Researchers at Karolinska Institutet have developed a method that should be able to predict whether a patient with breast cancer will benefit from a particular treatment or not. The cell-based method has been tested on patients with promising results, according to a study published in PNAS.
“Today, there are limited possibilities of determining in advance which breast cancer patients benefit from different treatments. This method can predict how patients will respond to certain treatments, which means that unnecessary side effects can be avoided, and costs can be saved. Larger confirmatory studies are needed, but we see that the concept works,” says Johan Hartman, professor at the Department of Oncology-Pathology, Karolinska Institutet, and the study’s corresponding author.
Several different drugs are currently available for the treatment of breast cancer. But the disease is complex and not all patients are helped by the same or all drugs. Some information about which treatment a patient will benefit from can be obtained through, for example, DNA sequencing. However, in many cases, it is not possible to say whether a treatment will help the individual patient or not, and therefore better methods are needed to predict how patients will respond to treatment.
The method the KI researchers have developed is based on isolating and cultivating not only tumour cells but also so-called supporting cells from patients with breast cancer. The cancer treatments are then tested in different concentrations on the cultured cells to see how sensitive they are to the drugs.
Cell models similar to patients’ tumours
In the current study, the researchers show that it is possible to establish this type of cell-based tumour model from breast tumours and that the cell models are similar to the patients’ tumours of origin in relevant ways, for example genetically and in terms of different protein markers.
The tumour models were created from biopsies from 98 patients who had undergone breast cancer surgery. More than 35 existing breast cancer drugs and breast cancer drugs under development were tested on them. The researchers could then see that the drug sensitivity the tumour models displayed was very much consistent with current knowledge regarding treatment options based on patient tumour types and that in some cases the tumour models were sensitive to the drugs that were under development.
Next, the researchers examined how accurately the method can predict treatment responses. A validation study was carried out on 15 breast cancer patients who received treatment before surgery, so-called neoadjuvant treatment, at Södersjukhuset in Stockholm.
From biopsies taken before surgery, the researchers created tumour models for each patient and exposed them to the same drugs the patient received. Thereafter, the drug sensitivity of the models was compared with the patients’ treatment response.
The results show that the treatment responses predicted by the tumour model were broadly consistent with the treatment responses the patient subsequently exhibited. For example, the model predicted the treatment response from the chemotherapy drug epirubicin with 90 percent accuracy, while four of four patients treated and tested for anti-HER2 monoclonal antibody drugs showed consistency.
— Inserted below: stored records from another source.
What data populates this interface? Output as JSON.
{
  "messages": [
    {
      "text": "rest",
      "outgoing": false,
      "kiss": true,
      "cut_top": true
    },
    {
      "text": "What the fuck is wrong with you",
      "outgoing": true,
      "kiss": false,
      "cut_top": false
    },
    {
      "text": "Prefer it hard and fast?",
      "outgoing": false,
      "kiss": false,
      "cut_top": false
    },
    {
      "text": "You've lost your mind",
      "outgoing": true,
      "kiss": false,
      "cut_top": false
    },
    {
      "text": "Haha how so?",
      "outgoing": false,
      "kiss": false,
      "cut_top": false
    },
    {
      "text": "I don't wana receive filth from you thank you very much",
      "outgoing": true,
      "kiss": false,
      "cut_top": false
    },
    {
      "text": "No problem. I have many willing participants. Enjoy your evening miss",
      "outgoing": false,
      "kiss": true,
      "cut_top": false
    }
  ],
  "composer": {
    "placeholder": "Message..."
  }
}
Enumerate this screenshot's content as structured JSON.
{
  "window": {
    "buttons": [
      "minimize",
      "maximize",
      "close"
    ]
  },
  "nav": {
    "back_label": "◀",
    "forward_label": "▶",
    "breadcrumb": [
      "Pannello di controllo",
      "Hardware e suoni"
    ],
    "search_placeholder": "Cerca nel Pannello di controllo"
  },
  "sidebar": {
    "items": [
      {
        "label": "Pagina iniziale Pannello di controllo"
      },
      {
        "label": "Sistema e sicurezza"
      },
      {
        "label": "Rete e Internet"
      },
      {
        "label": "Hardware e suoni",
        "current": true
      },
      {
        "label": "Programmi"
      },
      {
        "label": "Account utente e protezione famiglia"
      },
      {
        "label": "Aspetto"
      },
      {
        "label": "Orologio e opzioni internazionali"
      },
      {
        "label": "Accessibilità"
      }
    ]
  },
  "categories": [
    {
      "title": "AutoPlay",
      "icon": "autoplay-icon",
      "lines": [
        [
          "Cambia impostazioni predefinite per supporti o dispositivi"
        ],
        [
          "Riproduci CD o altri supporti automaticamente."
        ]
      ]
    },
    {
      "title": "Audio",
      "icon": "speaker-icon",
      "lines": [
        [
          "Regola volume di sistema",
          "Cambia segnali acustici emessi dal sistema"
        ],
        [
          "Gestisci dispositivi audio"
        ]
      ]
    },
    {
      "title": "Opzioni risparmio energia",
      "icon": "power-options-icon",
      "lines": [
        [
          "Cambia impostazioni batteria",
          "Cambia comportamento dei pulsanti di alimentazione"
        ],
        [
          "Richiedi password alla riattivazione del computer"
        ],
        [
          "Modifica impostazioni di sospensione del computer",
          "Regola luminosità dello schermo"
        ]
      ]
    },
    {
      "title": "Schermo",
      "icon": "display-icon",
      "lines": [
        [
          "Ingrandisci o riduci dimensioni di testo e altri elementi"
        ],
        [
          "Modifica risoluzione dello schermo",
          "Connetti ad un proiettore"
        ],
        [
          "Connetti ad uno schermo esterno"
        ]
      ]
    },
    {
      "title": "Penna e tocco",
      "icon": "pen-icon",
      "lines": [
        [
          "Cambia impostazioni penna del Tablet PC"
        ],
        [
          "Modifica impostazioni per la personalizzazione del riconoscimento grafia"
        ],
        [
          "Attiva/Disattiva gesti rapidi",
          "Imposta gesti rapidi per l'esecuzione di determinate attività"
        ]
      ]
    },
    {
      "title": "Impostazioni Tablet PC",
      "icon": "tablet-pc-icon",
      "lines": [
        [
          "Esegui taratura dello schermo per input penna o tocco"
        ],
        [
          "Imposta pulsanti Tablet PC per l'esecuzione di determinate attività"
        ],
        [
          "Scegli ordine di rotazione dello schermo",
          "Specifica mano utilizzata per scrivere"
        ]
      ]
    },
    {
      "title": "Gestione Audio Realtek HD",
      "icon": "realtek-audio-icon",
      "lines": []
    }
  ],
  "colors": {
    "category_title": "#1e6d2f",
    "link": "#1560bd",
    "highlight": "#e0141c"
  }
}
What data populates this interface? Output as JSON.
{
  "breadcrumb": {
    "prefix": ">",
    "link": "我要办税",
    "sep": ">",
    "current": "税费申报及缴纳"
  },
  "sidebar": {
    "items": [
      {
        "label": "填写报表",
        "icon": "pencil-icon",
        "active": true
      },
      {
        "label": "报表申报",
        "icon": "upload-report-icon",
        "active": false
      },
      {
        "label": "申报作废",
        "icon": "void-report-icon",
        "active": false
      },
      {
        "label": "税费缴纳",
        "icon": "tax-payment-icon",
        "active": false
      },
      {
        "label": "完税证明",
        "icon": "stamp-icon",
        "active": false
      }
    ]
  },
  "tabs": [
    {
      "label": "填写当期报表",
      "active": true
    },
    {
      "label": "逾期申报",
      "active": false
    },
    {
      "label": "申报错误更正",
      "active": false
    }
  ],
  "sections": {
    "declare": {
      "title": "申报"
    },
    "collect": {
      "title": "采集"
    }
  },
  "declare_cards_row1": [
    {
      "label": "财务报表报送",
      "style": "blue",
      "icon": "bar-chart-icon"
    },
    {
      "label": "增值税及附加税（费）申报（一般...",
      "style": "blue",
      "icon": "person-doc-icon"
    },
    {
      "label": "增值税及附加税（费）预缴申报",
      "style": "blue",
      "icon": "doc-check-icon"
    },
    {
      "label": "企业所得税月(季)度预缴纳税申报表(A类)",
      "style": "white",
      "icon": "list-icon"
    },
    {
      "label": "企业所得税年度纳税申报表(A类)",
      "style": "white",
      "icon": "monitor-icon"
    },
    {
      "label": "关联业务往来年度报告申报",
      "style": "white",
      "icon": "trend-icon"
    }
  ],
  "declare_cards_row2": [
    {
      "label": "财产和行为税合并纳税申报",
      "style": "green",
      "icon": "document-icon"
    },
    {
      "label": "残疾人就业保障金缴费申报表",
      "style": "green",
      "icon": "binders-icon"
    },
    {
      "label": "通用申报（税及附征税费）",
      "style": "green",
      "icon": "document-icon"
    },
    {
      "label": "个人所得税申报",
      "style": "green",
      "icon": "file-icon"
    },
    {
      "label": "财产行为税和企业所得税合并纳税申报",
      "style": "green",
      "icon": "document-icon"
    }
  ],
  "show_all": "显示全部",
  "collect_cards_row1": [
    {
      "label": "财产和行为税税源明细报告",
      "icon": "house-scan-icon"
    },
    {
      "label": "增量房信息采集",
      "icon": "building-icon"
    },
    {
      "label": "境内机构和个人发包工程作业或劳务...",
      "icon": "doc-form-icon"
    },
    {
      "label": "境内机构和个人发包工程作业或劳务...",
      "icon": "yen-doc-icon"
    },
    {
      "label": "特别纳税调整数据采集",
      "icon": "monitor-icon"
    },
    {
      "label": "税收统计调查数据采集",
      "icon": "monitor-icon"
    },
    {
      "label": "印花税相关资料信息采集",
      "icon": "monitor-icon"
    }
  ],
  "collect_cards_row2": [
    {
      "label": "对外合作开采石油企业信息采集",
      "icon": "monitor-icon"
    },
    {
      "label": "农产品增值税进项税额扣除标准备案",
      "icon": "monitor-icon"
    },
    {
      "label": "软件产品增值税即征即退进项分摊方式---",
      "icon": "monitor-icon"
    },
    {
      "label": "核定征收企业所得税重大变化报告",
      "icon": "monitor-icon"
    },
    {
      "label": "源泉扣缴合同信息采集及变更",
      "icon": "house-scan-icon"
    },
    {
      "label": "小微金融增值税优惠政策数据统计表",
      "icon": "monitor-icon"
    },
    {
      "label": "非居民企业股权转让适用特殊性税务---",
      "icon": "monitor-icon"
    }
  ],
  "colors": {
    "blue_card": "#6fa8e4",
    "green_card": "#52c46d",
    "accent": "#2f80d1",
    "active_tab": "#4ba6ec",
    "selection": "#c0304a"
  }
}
The researchers note it is also possible to create cell models from small tumours, which are often considered technically challenging to sample without jeopardizing diagnostics, and that the tests can be carried out relatively quickly.
“In most cases, we can perform individualized drug testing and get the result within ten days, indicating that this method can work in daily clinical practice. But it can also be used in research and drug development,” says the study’s first author Xinsong Chen, research specialist at the Department of Oncology-Pathology, Karolinska Institutet.
The next step is to test the method in a larger group of patients and to investigate the possibility of combining it with other molecular methods for an even better prediction of treatment responses as well as study resistance mechanisms.